Tsc1^Nestin cKO mice have fewer granule cells in the OB due to reduced migration. (A) Tsc1^Nestin cKO mice have less granule cells in the OB. Bars: left panels, 500 μm; right panels, 100 μm. (B) Quantification of cell density in medial granule cell layer (GCL) of OB. n = 3 mice were examined for each genotype. Data are plotted by mean ± SEM and analyzed by Student's t-test; (**) P < 0.01. (C) Fewer newly generated granule cells in the OB were observed in Tsc1^Nestin cKO mice. Bar, 50 bar. (D) Quantification of β-gal-positive cells in the medial granule cell layer. n = 3 pairs of mice were examined. Data are plotted by mean ± SEM and analyzed by Student's t-test; (**) P < 0.01.

Figure 4.

Tsc1 loss in transit-amplifying neural progenitors results in a neuroblast migration deficit. (A) Cre activity was induced in both SVZ NSPCs and ependymal cells in Nestin-CreER^T2 mice, while in the Ascl1-CreER^TM mice, only a limited number of SVZ progenitor cells are targeted upon TMX induction. Ependymal cells are marked by S100β (red) staining. Cre activity is marked by YFP (green) staining. Nestin-CreER^T2;Tsc1^loxp/+;R26-YFP mice and Ascl1-CreER^TM; Tsc1^loxp/+;R26-YFP mice were treated with TMX at P7 (for Nestin-CreER^T2 mice) or at P7, P9, and P11 (for Ascl1-CreER^TM mice) and examined at 1 mo of age.

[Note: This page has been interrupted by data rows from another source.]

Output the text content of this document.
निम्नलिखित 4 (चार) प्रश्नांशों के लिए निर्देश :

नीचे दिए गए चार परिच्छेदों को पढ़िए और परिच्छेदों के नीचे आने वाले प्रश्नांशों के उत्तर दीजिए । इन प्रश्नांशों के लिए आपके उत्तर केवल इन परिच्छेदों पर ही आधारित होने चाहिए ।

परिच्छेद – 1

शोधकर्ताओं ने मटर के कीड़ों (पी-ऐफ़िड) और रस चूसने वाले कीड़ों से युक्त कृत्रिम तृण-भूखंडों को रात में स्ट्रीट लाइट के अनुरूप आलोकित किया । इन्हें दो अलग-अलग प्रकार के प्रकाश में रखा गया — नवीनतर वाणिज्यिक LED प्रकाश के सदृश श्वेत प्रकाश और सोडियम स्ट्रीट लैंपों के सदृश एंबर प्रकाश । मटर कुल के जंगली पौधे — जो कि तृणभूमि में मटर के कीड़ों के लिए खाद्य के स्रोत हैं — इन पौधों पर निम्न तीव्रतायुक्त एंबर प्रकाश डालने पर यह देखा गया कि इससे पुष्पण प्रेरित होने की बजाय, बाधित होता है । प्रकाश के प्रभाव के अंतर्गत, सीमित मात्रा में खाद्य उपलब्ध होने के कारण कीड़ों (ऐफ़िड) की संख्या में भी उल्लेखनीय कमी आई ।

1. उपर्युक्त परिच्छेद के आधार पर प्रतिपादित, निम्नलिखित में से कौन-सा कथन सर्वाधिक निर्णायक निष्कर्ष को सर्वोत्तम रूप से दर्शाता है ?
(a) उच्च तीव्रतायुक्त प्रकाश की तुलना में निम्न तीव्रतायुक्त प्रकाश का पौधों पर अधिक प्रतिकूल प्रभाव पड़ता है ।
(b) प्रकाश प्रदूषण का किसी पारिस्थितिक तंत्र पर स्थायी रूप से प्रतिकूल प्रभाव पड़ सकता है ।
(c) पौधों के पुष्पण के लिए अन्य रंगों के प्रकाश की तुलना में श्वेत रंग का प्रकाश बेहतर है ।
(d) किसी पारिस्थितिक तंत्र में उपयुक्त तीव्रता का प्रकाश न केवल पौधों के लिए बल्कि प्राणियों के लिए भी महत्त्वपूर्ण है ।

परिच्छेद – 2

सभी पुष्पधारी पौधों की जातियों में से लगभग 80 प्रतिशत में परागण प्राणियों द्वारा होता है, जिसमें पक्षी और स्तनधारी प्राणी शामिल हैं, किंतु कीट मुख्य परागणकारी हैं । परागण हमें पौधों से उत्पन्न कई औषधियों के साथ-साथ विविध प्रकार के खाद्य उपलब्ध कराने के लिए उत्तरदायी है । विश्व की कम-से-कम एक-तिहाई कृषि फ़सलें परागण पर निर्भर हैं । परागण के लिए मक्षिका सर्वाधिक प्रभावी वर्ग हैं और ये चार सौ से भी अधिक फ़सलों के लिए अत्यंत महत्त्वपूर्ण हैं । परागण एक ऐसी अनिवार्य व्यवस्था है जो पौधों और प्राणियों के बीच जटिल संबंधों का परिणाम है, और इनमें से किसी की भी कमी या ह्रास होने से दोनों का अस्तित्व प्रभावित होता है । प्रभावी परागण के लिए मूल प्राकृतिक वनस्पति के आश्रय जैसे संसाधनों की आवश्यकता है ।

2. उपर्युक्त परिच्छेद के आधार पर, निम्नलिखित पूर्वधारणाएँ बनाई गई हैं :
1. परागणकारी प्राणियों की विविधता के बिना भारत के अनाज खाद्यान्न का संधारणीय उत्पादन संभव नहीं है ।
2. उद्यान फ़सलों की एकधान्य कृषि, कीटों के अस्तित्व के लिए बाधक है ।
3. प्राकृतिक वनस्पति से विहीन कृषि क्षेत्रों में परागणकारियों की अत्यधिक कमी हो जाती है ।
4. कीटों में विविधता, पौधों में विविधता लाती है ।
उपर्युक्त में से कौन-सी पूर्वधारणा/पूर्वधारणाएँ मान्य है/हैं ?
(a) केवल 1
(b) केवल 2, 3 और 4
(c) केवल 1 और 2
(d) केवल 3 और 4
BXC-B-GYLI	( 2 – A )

Bar, 50 μm. (B) Diagram illustrating Ascl1 expression in transit-amplifying neural progenitor cells. (C) Gross examination revealed that Tsc1^Ascl1 cKO mice develop small abnormal growths in the lateral ventricle near the IF. Bars: for whole forebrain pictures, 2 mm; for 4× pictures, 500 μm; for 10× pictures, 200 μm. (D) Abnormal growths in the lateral ventricle of Tsc1^Ascl1 cKO mice are composed of Cre-positive cells. Cre activity is visualized by X-gal staining on brain sections of Tsc1^AsclI heterozygous and cKO mice bearing the R26-lacZ reporter allele. Bar, 200 μm.